We are blessed with a balcony, but there is no cross-ventilation. I am in a constant state of sweat as I clean, cook, iron and do whatever little laundry I can in the narrow confines of this temporary space.  I open the sliding doors at their widest and welcome everything in, the dust and the blare of car horns from the street below, and the constant, constant noise of construction from the building beside, across, and a block away, plus the jackhammer on the government-funded covered walk below coupled with that from the renovation on the unit on the same floor. There is no quiet to be had. I turn on the radio and get a faint headache as noise fights noise.

If there is one thing that condo living has, it is convenience. The condo is situated along a busy street where shops and food outlets abound. There is a Laundromat on the second floor, and a bank and a fastfood outlet on the ground floor. Across is a drugstore, post office, a 24-hour convenience store, a bakery and food outlets that range from the so-called jolly jeeps that offer the cheapest food in Makati that you can find, to classy bars and establishments.
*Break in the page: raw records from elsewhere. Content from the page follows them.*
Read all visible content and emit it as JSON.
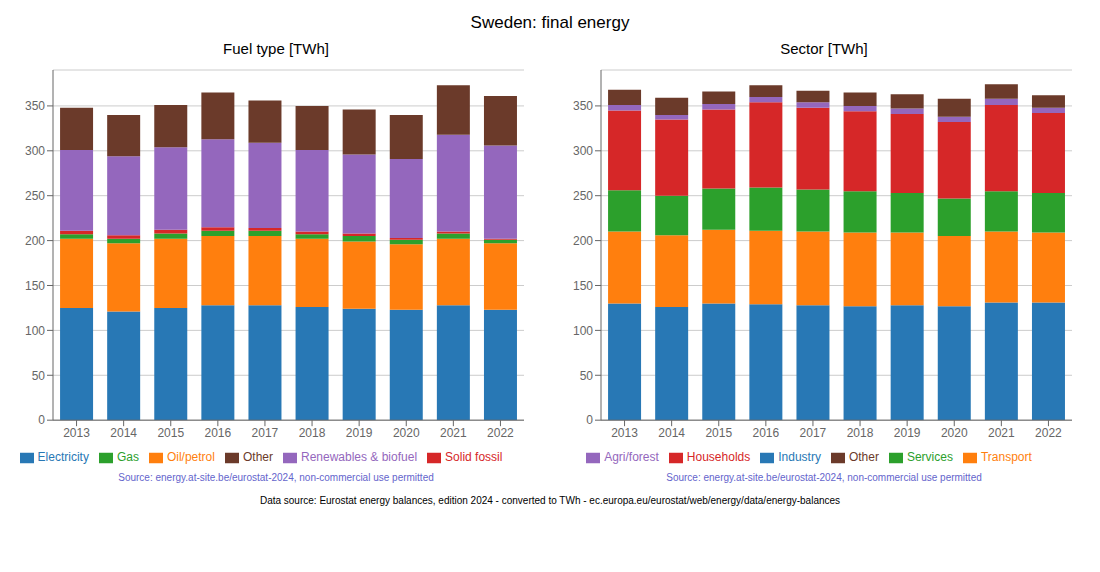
{
  "title": "Sweden: final energy",
  "annotations": [
    {
      "text": "Data source: Eurostat energy balances, edition 2024 - converted to TWh - ec.europa.eu/eurostat/web/energy/data/energy-balances",
      "color": "#000000"
    }
  ],
  "chart_data": [
    {
      "type": "bar",
      "stacked": true,
      "title": "Fuel type [TWh]",
      "categories": [
        "2013",
        "2014",
        "2015",
        "2016",
        "2017",
        "2018",
        "2019",
        "2020",
        "2021",
        "2022"
      ],
      "series": [
        {
          "name": "Electricity",
          "color": "#2878b5",
          "values": [
            125,
            121,
            125,
            128,
            128,
            126,
            124,
            123,
            128,
            123
          ]
        },
        {
          "name": "Oil/petrol",
          "color": "#ff7f0e",
          "values": [
            77,
            76,
            77,
            77,
            77,
            76,
            75,
            73,
            74,
            74
          ]
        },
        {
          "name": "Gas",
          "color": "#2ca02c",
          "values": [
            5,
            5,
            6,
            6,
            6,
            5,
            6,
            5,
            6,
            4
          ]
        },
        {
          "name": "Solid fossil",
          "color": "#d62728",
          "values": [
            4,
            4,
            4,
            4,
            3,
            3,
            3,
            2,
            2,
            1
          ]
        },
        {
          "name": "Renewables & biofuel",
          "color": "#9467bd",
          "values": [
            90,
            88,
            92,
            98,
            95,
            91,
            88,
            88,
            108,
            104
          ]
        },
        {
          "name": "Other",
          "color": "#6b3a2a",
          "values": [
            47,
            46,
            47,
            52,
            47,
            49,
            50,
            49,
            55,
            55
          ]
        }
      ],
      "ylim": [
        0,
        390
      ],
      "yticks": [
        0,
        50,
        100,
        150,
        200,
        250,
        300,
        350
      ],
      "grid": true,
      "legend": "bottom",
      "annotations": [
        {
          "text": "Source: energy.at-site.be/eurostat-2024, non-commercial use permitted",
          "color": "#6464cc"
        }
      ]
    },
    {
      "type": "bar",
      "stacked": true,
      "title": "Sector [TWh]",
      "categories": [
        "2013",
        "2014",
        "2015",
        "2016",
        "2017",
        "2018",
        "2019",
        "2020",
        "2021",
        "2022"
      ],
      "series": [
        {
          "name": "Industry",
          "color": "#2878b5",
          "values": [
            130,
            126,
            130,
            129,
            128,
            127,
            128,
            127,
            131,
            131
          ]
        },
        {
          "name": "Transport",
          "color": "#ff7f0e",
          "values": [
            80,
            80,
            82,
            82,
            82,
            82,
            81,
            78,
            79,
            78
          ]
        },
        {
          "name": "Services",
          "color": "#2ca02c",
          "values": [
            46,
            44,
            46,
            48,
            47,
            46,
            44,
            42,
            45,
            44
          ]
        },
        {
          "name": "Households",
          "color": "#d62728",
          "values": [
            89,
            85,
            88,
            95,
            91,
            89,
            88,
            85,
            96,
            89
          ]
        },
        {
          "name": "Agri/forest",
          "color": "#9467bd",
          "values": [
            6,
            5,
            6,
            6,
            6,
            6,
            6,
            6,
            7,
            6
          ]
        },
        {
          "name": "Other",
          "color": "#6b3a2a",
          "values": [
            17,
            19,
            14,
            13,
            13,
            15,
            16,
            20,
            16,
            14
          ]
        }
      ],
      "ylim": [
        0,
        390
      ],
      "yticks": [
        0,
        50,
        100,
        150,
        200,
        250,
        300,
        350
      ],
      "grid": true,
      "legend": "bottom",
      "annotations": [
        {
          "text": "Source: energy.at-site.be/eurostat-2024, non-commercial use permitted",
          "color": "#6464cc"
        }
      ]
    }
  ]
}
Within walking distance is a supermarket in the basement of an office building whose entire first and second floors are mostly food outlets. If one is not careful, this convenience can easily drain the pocket.

I discover, however, a chapel in the bowels of a bank building some two blocks away and it is here that I find refuge. I find it calming to come here in the mornings after driving my daughter to her school and before I start the day’s chores. Yes, I have become my mother, who goes to mass every day.

I think that if I were young and single, this would work for me. But as a mother and wife, I find it stifling. I cannot keep buying cooked food for my daughter’s lunch or for our dinner. I yearn to cook without thinking of the smell that would flood the unit, cling to the curtains and waft into the units on the whole floor. I need an open space where we can hang bed linen and curtains. I want to look out a window which I can open, but won’t because it looks into another condo unit. I want breeze on my face, not smog. I want greenery. I want to buy fish fresh, not frozen and stored in a supermarket box.

Our circumstances might be different, but Mommy makes condo living look easy. As far as I am concerned, I am glad that this is temporary.